Fluoride Action Network

Fluorines make hydrogen bonds

Source: Chemical Science | September 14th, 2009 | By Nicola Wise
Industry type: Pharmaceuticals

Scientists in the US have shown that fluorine compounds can form hydrogen bonds, a finding that could have implications for the pharmaceutical industry, they say

Fluorine is often used in drug development as its presence in organic compounds can affect properties such as absorption, distribution and stability. However, exactly how it interacts with biological molecules remains a puzzle, says Julius Rebek Jr at The Scripps Research Institute, California.

While inorganic fluorides are powerful hydrogen bond-acceptors, there is not much evidence that covalently bound organofluorines form hydrogen bonds. Not much sticks to organic C-F bonds, says Rebek, which is why they have been so useful in products such as Teflon. So the group moved up the periodic table to look at the B-F bonds in fluoroborates.
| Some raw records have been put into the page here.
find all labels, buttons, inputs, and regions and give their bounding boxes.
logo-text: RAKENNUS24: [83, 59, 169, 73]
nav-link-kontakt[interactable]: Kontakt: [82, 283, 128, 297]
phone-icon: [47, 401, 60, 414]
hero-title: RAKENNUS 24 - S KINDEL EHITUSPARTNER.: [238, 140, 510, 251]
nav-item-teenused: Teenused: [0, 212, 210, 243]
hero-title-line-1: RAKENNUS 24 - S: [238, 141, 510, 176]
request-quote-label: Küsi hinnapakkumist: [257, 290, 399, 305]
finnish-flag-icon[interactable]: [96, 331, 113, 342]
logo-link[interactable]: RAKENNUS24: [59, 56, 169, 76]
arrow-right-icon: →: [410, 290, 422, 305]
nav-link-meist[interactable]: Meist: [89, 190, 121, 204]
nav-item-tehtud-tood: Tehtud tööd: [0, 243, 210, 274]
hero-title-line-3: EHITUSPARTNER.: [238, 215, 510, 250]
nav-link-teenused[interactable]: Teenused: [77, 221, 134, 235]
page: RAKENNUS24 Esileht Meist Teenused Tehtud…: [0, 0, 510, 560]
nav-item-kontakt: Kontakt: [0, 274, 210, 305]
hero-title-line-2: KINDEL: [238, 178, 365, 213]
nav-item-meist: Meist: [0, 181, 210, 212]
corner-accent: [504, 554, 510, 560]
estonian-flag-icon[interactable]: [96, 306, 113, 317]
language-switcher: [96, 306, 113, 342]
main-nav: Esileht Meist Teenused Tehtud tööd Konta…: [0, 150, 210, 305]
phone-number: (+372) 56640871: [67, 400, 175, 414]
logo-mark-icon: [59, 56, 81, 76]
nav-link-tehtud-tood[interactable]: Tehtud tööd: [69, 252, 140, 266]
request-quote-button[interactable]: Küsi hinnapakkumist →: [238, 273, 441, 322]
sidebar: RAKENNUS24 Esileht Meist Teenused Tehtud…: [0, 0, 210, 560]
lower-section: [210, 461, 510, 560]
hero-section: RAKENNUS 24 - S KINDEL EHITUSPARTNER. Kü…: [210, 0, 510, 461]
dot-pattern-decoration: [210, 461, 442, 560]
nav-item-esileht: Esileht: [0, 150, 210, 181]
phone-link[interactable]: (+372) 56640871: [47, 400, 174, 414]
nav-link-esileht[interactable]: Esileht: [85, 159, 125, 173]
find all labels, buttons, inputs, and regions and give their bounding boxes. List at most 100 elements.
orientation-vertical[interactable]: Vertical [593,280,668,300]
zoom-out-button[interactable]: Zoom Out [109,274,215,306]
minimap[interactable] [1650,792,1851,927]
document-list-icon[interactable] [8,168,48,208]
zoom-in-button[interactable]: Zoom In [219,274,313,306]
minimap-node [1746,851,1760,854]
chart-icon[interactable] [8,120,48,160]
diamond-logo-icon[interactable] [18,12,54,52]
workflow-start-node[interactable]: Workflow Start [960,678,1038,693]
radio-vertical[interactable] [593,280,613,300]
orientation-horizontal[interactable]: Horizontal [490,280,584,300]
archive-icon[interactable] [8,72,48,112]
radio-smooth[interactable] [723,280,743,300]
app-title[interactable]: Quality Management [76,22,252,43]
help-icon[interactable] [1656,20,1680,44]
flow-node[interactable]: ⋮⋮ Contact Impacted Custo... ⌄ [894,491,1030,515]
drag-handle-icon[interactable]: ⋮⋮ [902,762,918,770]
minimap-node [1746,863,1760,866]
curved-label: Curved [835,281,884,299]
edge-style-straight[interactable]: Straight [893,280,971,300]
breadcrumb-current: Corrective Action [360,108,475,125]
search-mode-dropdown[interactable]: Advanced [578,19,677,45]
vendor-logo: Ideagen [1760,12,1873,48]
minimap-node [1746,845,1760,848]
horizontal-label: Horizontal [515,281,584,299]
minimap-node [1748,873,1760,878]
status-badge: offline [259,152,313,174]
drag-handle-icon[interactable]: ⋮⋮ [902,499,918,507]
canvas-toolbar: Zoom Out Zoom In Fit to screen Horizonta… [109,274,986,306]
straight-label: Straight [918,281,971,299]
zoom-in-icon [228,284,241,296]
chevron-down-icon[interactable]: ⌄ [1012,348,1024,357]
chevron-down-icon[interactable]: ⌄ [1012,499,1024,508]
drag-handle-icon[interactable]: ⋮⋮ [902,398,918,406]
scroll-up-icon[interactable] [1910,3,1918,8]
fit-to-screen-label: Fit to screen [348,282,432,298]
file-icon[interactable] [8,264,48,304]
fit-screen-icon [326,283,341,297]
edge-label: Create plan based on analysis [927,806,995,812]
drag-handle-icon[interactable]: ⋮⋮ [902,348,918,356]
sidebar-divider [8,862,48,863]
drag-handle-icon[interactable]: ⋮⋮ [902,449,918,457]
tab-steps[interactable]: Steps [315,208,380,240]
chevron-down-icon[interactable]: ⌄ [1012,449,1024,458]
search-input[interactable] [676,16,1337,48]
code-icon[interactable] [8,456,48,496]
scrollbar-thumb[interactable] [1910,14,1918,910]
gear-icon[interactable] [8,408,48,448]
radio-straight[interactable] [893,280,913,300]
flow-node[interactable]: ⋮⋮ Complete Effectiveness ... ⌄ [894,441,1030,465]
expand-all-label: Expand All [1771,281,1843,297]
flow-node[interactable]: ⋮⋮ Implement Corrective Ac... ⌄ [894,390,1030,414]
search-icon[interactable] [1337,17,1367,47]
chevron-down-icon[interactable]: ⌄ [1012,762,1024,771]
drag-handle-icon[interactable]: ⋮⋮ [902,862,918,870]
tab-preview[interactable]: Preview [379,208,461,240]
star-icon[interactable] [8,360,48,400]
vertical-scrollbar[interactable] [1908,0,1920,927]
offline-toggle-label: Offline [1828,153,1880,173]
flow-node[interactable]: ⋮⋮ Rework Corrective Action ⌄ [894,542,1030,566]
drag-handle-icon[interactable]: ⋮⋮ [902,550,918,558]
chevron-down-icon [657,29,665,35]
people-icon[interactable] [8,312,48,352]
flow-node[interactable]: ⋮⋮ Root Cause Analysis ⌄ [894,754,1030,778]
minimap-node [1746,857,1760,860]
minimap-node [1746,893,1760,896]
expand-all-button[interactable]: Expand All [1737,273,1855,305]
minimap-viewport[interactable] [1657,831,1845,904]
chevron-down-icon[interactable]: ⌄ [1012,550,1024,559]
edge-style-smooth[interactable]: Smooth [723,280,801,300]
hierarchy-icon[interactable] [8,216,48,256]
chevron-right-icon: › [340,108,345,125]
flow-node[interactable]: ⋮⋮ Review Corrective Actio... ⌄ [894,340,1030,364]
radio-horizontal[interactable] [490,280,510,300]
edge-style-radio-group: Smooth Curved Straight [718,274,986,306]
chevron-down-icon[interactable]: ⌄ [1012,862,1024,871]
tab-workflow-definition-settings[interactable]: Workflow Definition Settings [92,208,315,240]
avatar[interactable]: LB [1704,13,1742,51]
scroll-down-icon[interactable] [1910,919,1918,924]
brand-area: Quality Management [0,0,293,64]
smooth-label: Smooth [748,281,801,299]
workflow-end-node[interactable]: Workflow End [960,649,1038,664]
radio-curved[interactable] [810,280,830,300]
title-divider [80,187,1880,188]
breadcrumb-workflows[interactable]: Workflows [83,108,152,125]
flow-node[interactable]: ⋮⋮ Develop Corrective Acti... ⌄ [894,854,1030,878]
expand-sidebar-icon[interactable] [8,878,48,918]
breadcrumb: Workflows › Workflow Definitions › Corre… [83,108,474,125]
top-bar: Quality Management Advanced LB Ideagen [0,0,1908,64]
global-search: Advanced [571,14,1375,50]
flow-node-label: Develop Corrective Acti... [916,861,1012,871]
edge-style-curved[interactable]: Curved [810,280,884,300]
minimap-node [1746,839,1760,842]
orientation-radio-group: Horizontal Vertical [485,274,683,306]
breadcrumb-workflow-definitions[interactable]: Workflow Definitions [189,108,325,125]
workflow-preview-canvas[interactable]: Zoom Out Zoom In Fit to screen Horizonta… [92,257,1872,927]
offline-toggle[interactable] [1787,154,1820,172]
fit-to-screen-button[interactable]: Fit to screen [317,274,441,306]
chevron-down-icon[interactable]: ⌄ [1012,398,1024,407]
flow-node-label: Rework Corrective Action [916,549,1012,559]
Fluoroborates are covalently bonded but also anionic, which makes their hydrogen bonding properties interesting for researchers.

Rebek and his team made a supramolecular tripodal receptor with three inwardly directed hydrogen donors. They used the receptor to surround the BF3- of a trifluoroborate, presenting it with available hydrogen-bond donors, and found the covalently bound fluorine did form hydrogen bonds. ‘This is the inaugural case of recognising the BF3- group,’ says Rebek.
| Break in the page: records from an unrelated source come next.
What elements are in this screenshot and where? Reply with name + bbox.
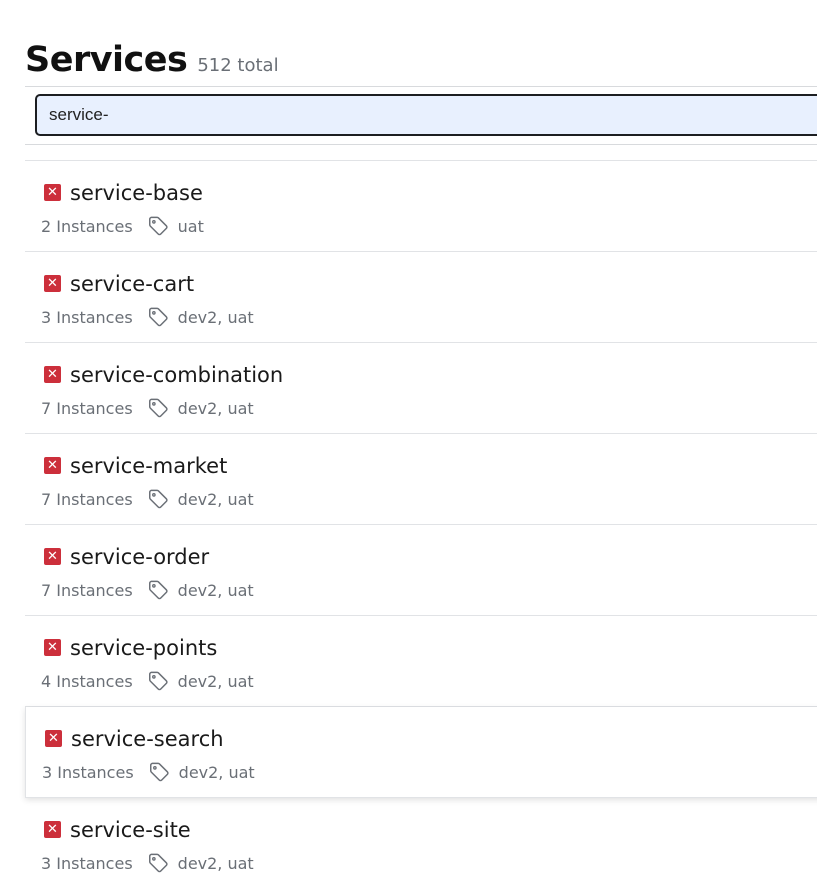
service-name[interactable]: service-search xyxy=(71,727,224,751)
page-title: Services xyxy=(25,40,188,80)
instance-count: 7 Instances xyxy=(41,398,133,418)
service-meta: 7 Instances dev2, uat xyxy=(41,397,254,419)
service-meta: 7 Instances dev2, uat xyxy=(41,488,254,510)
error-status-icon: ✕ xyxy=(44,548,61,565)
service-tags: dev2, uat xyxy=(178,762,255,782)
service-row[interactable]: ✕ service-search 3 Instances dev2, uat xyxy=(25,707,817,798)
error-status-icon: ✕ xyxy=(44,275,61,292)
search-input[interactable] xyxy=(35,94,817,136)
instance-count: 3 Instances xyxy=(42,762,134,782)
service-name[interactable]: service-order xyxy=(70,545,209,569)
service-row[interactable]: ✕ service-market 7 Instances dev2, uat xyxy=(25,434,817,525)
instance-count: 7 Instances xyxy=(41,489,133,509)
service-tags: dev2, uat xyxy=(177,853,254,873)
page-header: Services 512 total xyxy=(25,40,279,80)
service-row[interactable]: ✕ service-order 7 Instances dev2, uat xyxy=(25,525,817,616)
service-name[interactable]: service-combination xyxy=(70,363,283,387)
service-tags: dev2, uat xyxy=(177,398,254,418)
service-row[interactable]: ✕ service-site 3 Instances dev2, uat xyxy=(25,798,817,882)
service-name[interactable]: service-base xyxy=(70,181,203,205)
service-tags: dev2, uat xyxy=(177,489,254,509)
service-meta: 3 Instances dev2, uat xyxy=(42,761,255,783)
error-status-icon: ✕ xyxy=(44,639,61,656)
tag-icon xyxy=(148,671,168,691)
service-tags: dev2, uat xyxy=(177,580,254,600)
error-status-icon: ✕ xyxy=(44,821,61,838)
services-page: Services 512 total ✕ service-base 2 Inst… xyxy=(0,0,817,882)
instance-count: 3 Instances xyxy=(41,307,133,327)
service-meta: 3 Instances dev2, uat xyxy=(41,306,254,328)
tag-icon xyxy=(148,489,168,509)
error-status-icon: ✕ xyxy=(44,184,61,201)
search-bar xyxy=(25,86,817,145)
service-name[interactable]: service-points xyxy=(70,636,217,660)
tag-icon xyxy=(148,216,168,236)
service-tags: dev2, uat xyxy=(177,307,254,327)
tag-icon xyxy=(148,580,168,600)
tag-icon xyxy=(148,398,168,418)
service-row[interactable]: ✕ service-base 2 Instances uat xyxy=(25,161,817,252)
error-status-icon: ✕ xyxy=(44,457,61,474)
tag-icon xyxy=(149,762,169,782)
error-status-icon: ✕ xyxy=(44,366,61,383)
instance-count: 4 Instances xyxy=(41,671,133,691)
service-list: ✕ service-base 2 Instances uat ✕ service… xyxy=(25,160,817,882)
service-tags: uat xyxy=(177,216,204,236)
instance-count: 2 Instances xyxy=(41,216,133,236)
service-name[interactable]: service-site xyxy=(70,818,191,842)
service-row[interactable]: ✕ service-cart 3 Instances dev2, uat xyxy=(25,252,817,343)
instance-count: 3 Instances xyxy=(41,853,133,873)
error-status-icon: ✕ xyxy=(45,730,62,747)
service-name[interactable]: service-cart xyxy=(70,272,194,296)
service-row[interactable]: ✕ service-combination 7 Instances dev2, … xyxy=(25,343,817,434)
service-name[interactable]: service-market xyxy=(70,454,227,478)
total-count: 512 total xyxy=(197,55,279,76)
tag-icon xyxy=(148,307,168,327)
instance-count: 7 Instances xyxy=(41,580,133,600)
service-meta: 3 Instances dev2, uat xyxy=(41,852,254,874)
service-meta: 7 Instances dev2, uat xyxy=(41,579,254,601)
service-meta: 4 Instances dev2, uat xyxy=(41,670,254,692)
service-row[interactable]: ✕ service-points 4 Instances dev2, uat xyxy=(25,616,817,707)
service-meta: 2 Instances uat xyxy=(41,215,204,237)
service-tags: dev2, uat xyxy=(177,671,254,691)
tag-icon xyxy=(148,853,168,873)
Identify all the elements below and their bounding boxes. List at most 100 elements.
Understanding the nature and strength of hydrogen bonding in this way could be important for drug development, says Rebek. These results could lead to ‘the CF3- groups that appear in medicines being replaced by the BF3- group to improve solubility and, perhaps, bioavailability,’ he adds.
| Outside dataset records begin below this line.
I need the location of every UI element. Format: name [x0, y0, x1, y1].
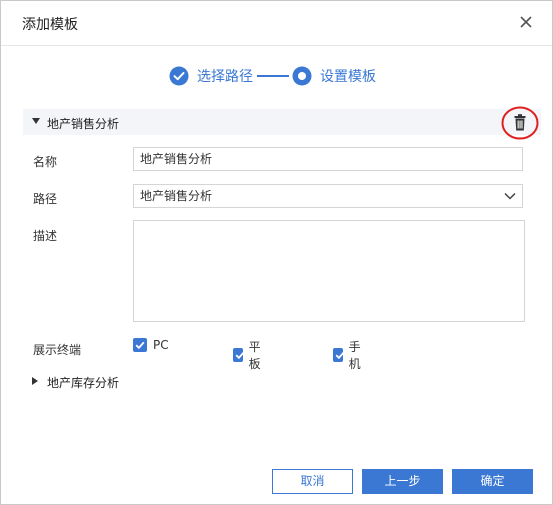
checkbox-phone-label: 手机 — [348, 340, 361, 371]
chevron-down-icon[interactable] — [504, 191, 516, 201]
path-label: 路径 — [33, 192, 58, 206]
section-title: 地产销售分析 — [47, 117, 120, 131]
checkbox-tablet[interactable]: 平板 — [233, 338, 265, 372]
path-select[interactable]: 地产销售分析 — [133, 184, 523, 208]
checkbox-checked-icon[interactable] — [133, 338, 147, 352]
path-select-value: 地产销售分析 — [140, 189, 213, 203]
current-step-icon — [292, 66, 312, 86]
checkbox-phone[interactable]: 手机 — [333, 338, 365, 372]
checkbox-pc-label: PC — [153, 338, 169, 352]
dialog-titlebar: 添加模板 — [1, 1, 552, 46]
checkbox-checked-icon[interactable] — [333, 348, 345, 362]
step-1-label: 选择路径 — [197, 69, 253, 85]
confirm-button[interactable]: 确定 — [452, 469, 533, 494]
terminal-label: 展示终端 — [33, 343, 82, 357]
step-connector — [257, 75, 289, 77]
add-template-dialog: 添加模板 选择路径 设置模板 地产销售分析 名称 地产销售分析 路径 地产销售分 — [0, 0, 553, 505]
checkbox-checked-icon[interactable] — [233, 348, 245, 362]
wizard-steps: 选择路径 设置模板 — [169, 65, 376, 87]
expand-triangle-icon[interactable] — [32, 377, 38, 385]
description-textarea[interactable] — [133, 220, 525, 322]
description-label: 描述 — [33, 229, 58, 243]
name-label: 名称 — [33, 155, 58, 169]
trash-icon[interactable] — [501, 106, 539, 140]
dialog-title: 添加模板 — [22, 17, 78, 33]
previous-step-button[interactable]: 上一步 — [362, 469, 443, 494]
checkbox-pc[interactable]: PC — [133, 338, 169, 352]
close-icon[interactable] — [518, 14, 534, 30]
section-header-inventory[interactable]: 地产库存分析 — [23, 373, 541, 391]
checkbox-tablet-label: 平板 — [248, 340, 261, 371]
check-circle-icon — [169, 66, 189, 86]
collapse-triangle-icon[interactable] — [32, 118, 40, 124]
section-header-sales[interactable]: 地产销售分析 — [23, 109, 541, 135]
section2-title: 地产库存分析 — [47, 376, 120, 390]
cancel-button[interactable]: 取消 — [272, 469, 353, 494]
step-2-label: 设置模板 — [320, 69, 376, 85]
name-input[interactable]: 地产销售分析 — [133, 147, 523, 171]
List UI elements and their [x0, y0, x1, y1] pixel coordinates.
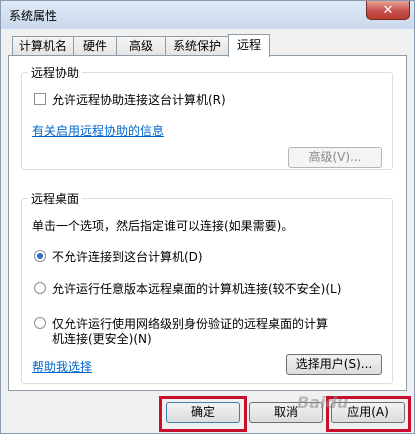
title-bar[interactable]: 系统属性 ✕	[1, 1, 414, 29]
tab-hardware[interactable]: 硬件	[73, 36, 117, 56]
remote-desktop-title: 远程桌面	[28, 190, 83, 207]
allow-remote-assistance-checkbox[interactable]	[34, 93, 46, 105]
remote-desktop-group: 远程桌面 单击一个选项，然后指定谁可以连接(如果需要)。 不允许连接到这台计算机…	[21, 190, 393, 384]
help-me-choose-link[interactable]: 帮助我选择	[32, 358, 92, 375]
tab-computer-name[interactable]: 计算机名	[12, 36, 74, 56]
radio-allow-any-version[interactable]	[34, 282, 46, 294]
close-icon: ✕	[382, 2, 394, 18]
radio-allow-any-label[interactable]: 允许运行任意版本远程桌面的计算机连接(较不安全)(L)	[52, 280, 341, 297]
tab-advanced[interactable]: 高级	[116, 36, 166, 56]
radio-allow-nla-only[interactable]	[34, 317, 46, 329]
select-users-button[interactable]: 选择用户(S)...	[286, 354, 382, 375]
ok-button-highlight	[159, 396, 247, 432]
radio-disallow-connections[interactable]	[34, 250, 46, 262]
remote-assistance-title: 远程协助	[28, 64, 83, 81]
tab-system-protection[interactable]: 系统保护	[165, 36, 229, 56]
remote-tab-panel: 远程协助 允许远程协助连接这台计算机(R) 有关启用远程协助的信息 高级(V).…	[8, 55, 407, 391]
allow-remote-assistance-label[interactable]: 允许远程协助连接这台计算机(R)	[52, 91, 226, 108]
tab-remote[interactable]: 远程	[228, 34, 270, 57]
radio-allow-nla-label-line2[interactable]: 机连接(更安全)(N)	[52, 330, 152, 347]
system-properties-window: 系统属性 ✕ 计算机名 硬件 高级 系统保护 远程 远程协助 允许远程协助连接这…	[0, 0, 415, 434]
close-button[interactable]: ✕	[366, 1, 410, 20]
advanced-button[interactable]: 高级(V)...	[288, 147, 382, 168]
remote-assistance-info-link[interactable]: 有关启用远程协助的信息	[32, 122, 164, 139]
remote-desktop-instruction: 单击一个选项，然后指定谁可以连接(如果需要)。	[32, 219, 294, 233]
watermark: Baidu	[297, 393, 349, 412]
window-title: 系统属性	[9, 9, 58, 23]
remote-assistance-group: 远程协助 允许远程协助连接这台计算机(R) 有关启用远程协助的信息 高级(V).…	[21, 64, 393, 170]
radio-disallow-label[interactable]: 不允许连接到这台计算机(D)	[52, 248, 203, 265]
Professor Luigi Fabbrizzi, an expert in anion binding in synthetic receptors from the University of Pavia, Italy, says the receptor could be ‘a useful tool for [finding] many drug compounds of pharmaceutical interest possessing fluorinated fragments. More sophisticated receptors could be developed, capable of interacting with fluorinated compounds in more competitive solvents including water, which would allow the monitoring of many drugs in physiological fluids.’

Rebek’s group are currently looking at commercial applications of the receptor.